Level 2

Solved

Best ways to query large AEM repository with query builder

Forum|Forum|2 years ago
June 5, 2023
6 replies
3859 views

Hello Everyone,

I'm looking for the best possible options to query AEM repository with query builder Query. I have a requirement to get all the assets from AEM DAM in JSON format. I have a big repository with Large assets of 400k in my AEM DAM instance.

AEM has a configurable limit on the number of nodes that can be visited in a single query run. By default, it is set to 100,000 nodes. I changed in System Console > OSGi Configuration > Apache Jackrabbit Query Engine Settings Service. The parameter name is queryLimitReads to 200k. I used the below query to fetch all assets under my site but the query is unable to run in AEM it throws error: "The query read or traversed more than 200000 nodes. To avoid affecting other tasks, processing was stopped."

p.hits=selective

p.limit=1000

p.offest=0

p.guessTotal=true

type=dam:Asset

path=/content/dam/mysite/

p.properties=jcr: content/cq:name

orderby=@jcr:path

Any help or suggestion on resolving the error would be really helpful.

Any alternative options if you have please let me know.

This post is no longer active and is closed to new replies. Need help? Start a new post to ask your question.

Best answer by EstebanBustamante

YES, it sounds to me that you can actually avoid the query if you really need all the assets' info. So, it is better to traverse the nodes for that, you could use one of the techniques I suggested. See below the best practice suggested in such scenarios

https://experienceleague.adobe.com/docs/experience-manager-65/deploying/practices/best-practices-for-queries-and-indexing.html?lang=en

EstebanBustamante

Community Advisor and Adobe Champion

Always avoid as much as you can query builder, if you need all the assets listed you could safely traverse the repository instead.

Do it in small chunks and using multithreading, if you can deliver small pieces the better otherwise you could assemble small output pieces in a separate operation.

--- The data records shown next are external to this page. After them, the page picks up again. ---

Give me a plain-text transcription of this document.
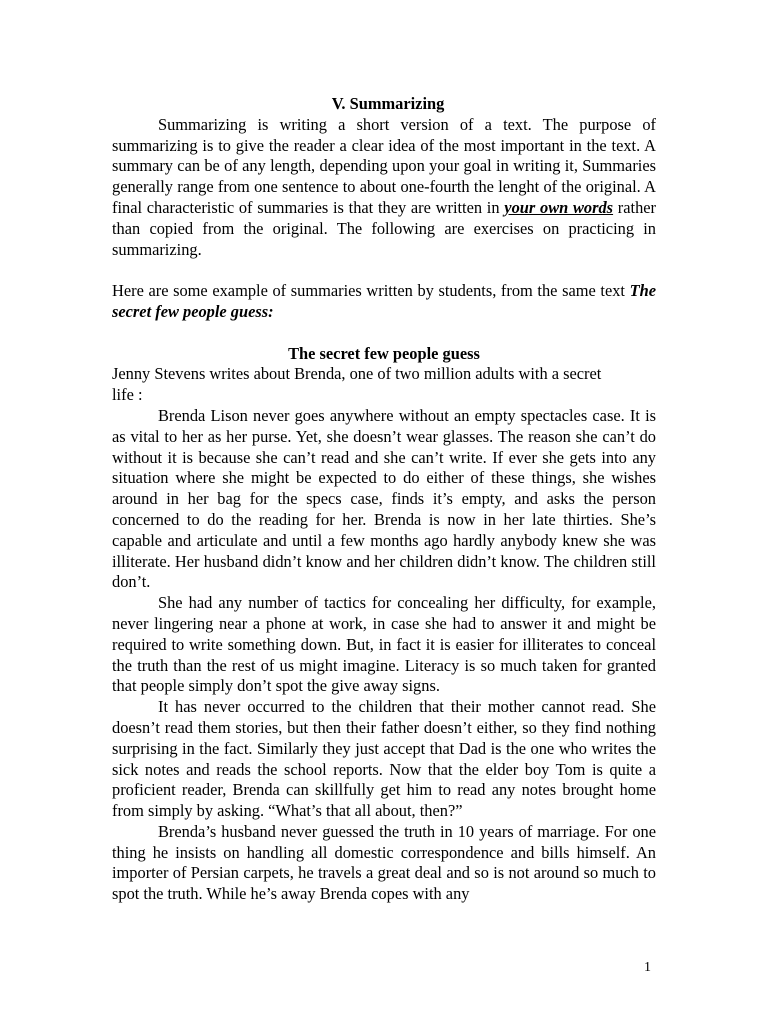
V. Summarizing

Summarizing is writing a short version of a text. The purpose of summarizing is to give the reader a clear idea of the most important in the text. A summary can be of any length, depending upon your goal in writing it, Summaries generally range from one sentence to about one-fourth the lenght of the original. A final characteristic of summaries is that they are written in your own words rather than copied from the original. The following are exercises on practicing in summarizing.

Here are some example of summaries written by students, from the same text The secret few people guess:

The secret few people guess

Jenny Stevens writes about Brenda, one of two million adults with a secret life :

Brenda Lison never goes anywhere without an empty spectacles case. It is as vital to her as her purse. Yet, she doesn’t wear glasses. The reason she can’t do without it is because she can’t read and she can’t write. If ever she gets into any situation where she might be expected to do either of these things, she wishes around in her bag for the specs case, finds it’s empty, and asks the person concerned to do the reading for her. Brenda is now in her late thirties. She’s capable and articulate and until a few months ago hardly anybody knew she was illiterate. Her husband didn’t know and her children didn’t know. The children still don’t.

She had any number of tactics for concealing her difficulty, for example, never lingering near a phone at work, in case she had to answer it and might be required to write something down. But, in fact it is easier for illiterates to conceal the truth than the rest of us might imagine. Literacy is so much taken for granted that people simply don’t spot the give away signs.

It has never occurred to the children that their mother cannot read. She doesn’t read them stories, but then their father doesn’t either, so they find nothing surprising in the fact. Similarly they just accept that Dad is the one who writes the sick notes and reads the school reports. Now that the elder boy Tom is quite a proficient reader, Brenda can skillfully get him to read any notes brought home from simply by asking. “What’s that all about, then?”

Brenda’s husband never guessed the truth in 10 years of marriage. For one thing he insists on handling all domestic correspondence and bills himself. An importer of Persian carpets, he travels a great deal and so is not around so much to spot the truth. While he’s away Brenda copes with any

1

For the multithreading, you could use Bulk Workflow Manager or Managed Controlled Process

Esteban Bustamante

A

ArunaSAuthor

Level 2

Thank you @estebanbustamante.

Do you mean, instead of querying all the assets we need to implement workflow or MCP process to crawl the repository to fetch all the assets?

EstebanBustamante

Accepted solution

Community Advisor and Adobe Champion

YES, it sounds to me that you can actually avoid the query if you really need all the assets' info. So, it is better to traverse the nodes for that, you could use one of the techniques I suggested. See below the best practice suggested in such scenarios

https://experienceleague.adobe.com/docs/experience-manager-65/deploying/practices/best-practices-for-queries-and-indexing.html?lang=en

Esteban Bustamante

ManviSharma

Adobe Employee

Hi,

When you encounter the error message "The query read or traversed more than 200000 nodes. To avoid affecting other tasks, processing was stopped," it indicates that the configured query limit of 200,000 nodes has been exceeded. This limit is in place to prevent excessive resource consumption and potential performance issues.

Your use case requires fetching a large number of assets and you have assessed the impact on system resources, you can try increasing the query limit further. However, keep in mind that this can potentially impact system performance, so it's important to test and monitor the system behavior after making such changes.

DPrakashRaj

Community Advisor

I think above issue occurs when the query is not using any indexing and it’s a traversal query. I believe jcr:content/cq:name is not a property in damAssetLucene indexing(available OOTB). If you have to specifically asked to add cq:name in query the you need to add indexes for that property in oak indexes. Once created the indexing you need to run the indexing so that it completes it then you should be able to get the query result.

you can also try with query that uses indexes. Aem provides you the console to check how optimize your query is. You can check there if it’s using any indexes or not

aanchal-sikka

Community Advisor

Hello @arunas

There are multiple areas where an improvement can be made:

Indexes: Assure that "jcr: content/cq:name" is indexed
Consider removing orderby, if you don't need it.
Use tree traversal to generate results. Since, you not filtering results, a tree traversal might be more apt.
- Then you can avoid touching other system params and affecting system performance in long run
The Json will be huge. Once you are able to compile the data, you will hit the block on the size of json returned. Consider breaking Json into multiple chunks. Then you would also be able to break query also in chunks
Caching: Consider caching the json, if this query is generated frequently.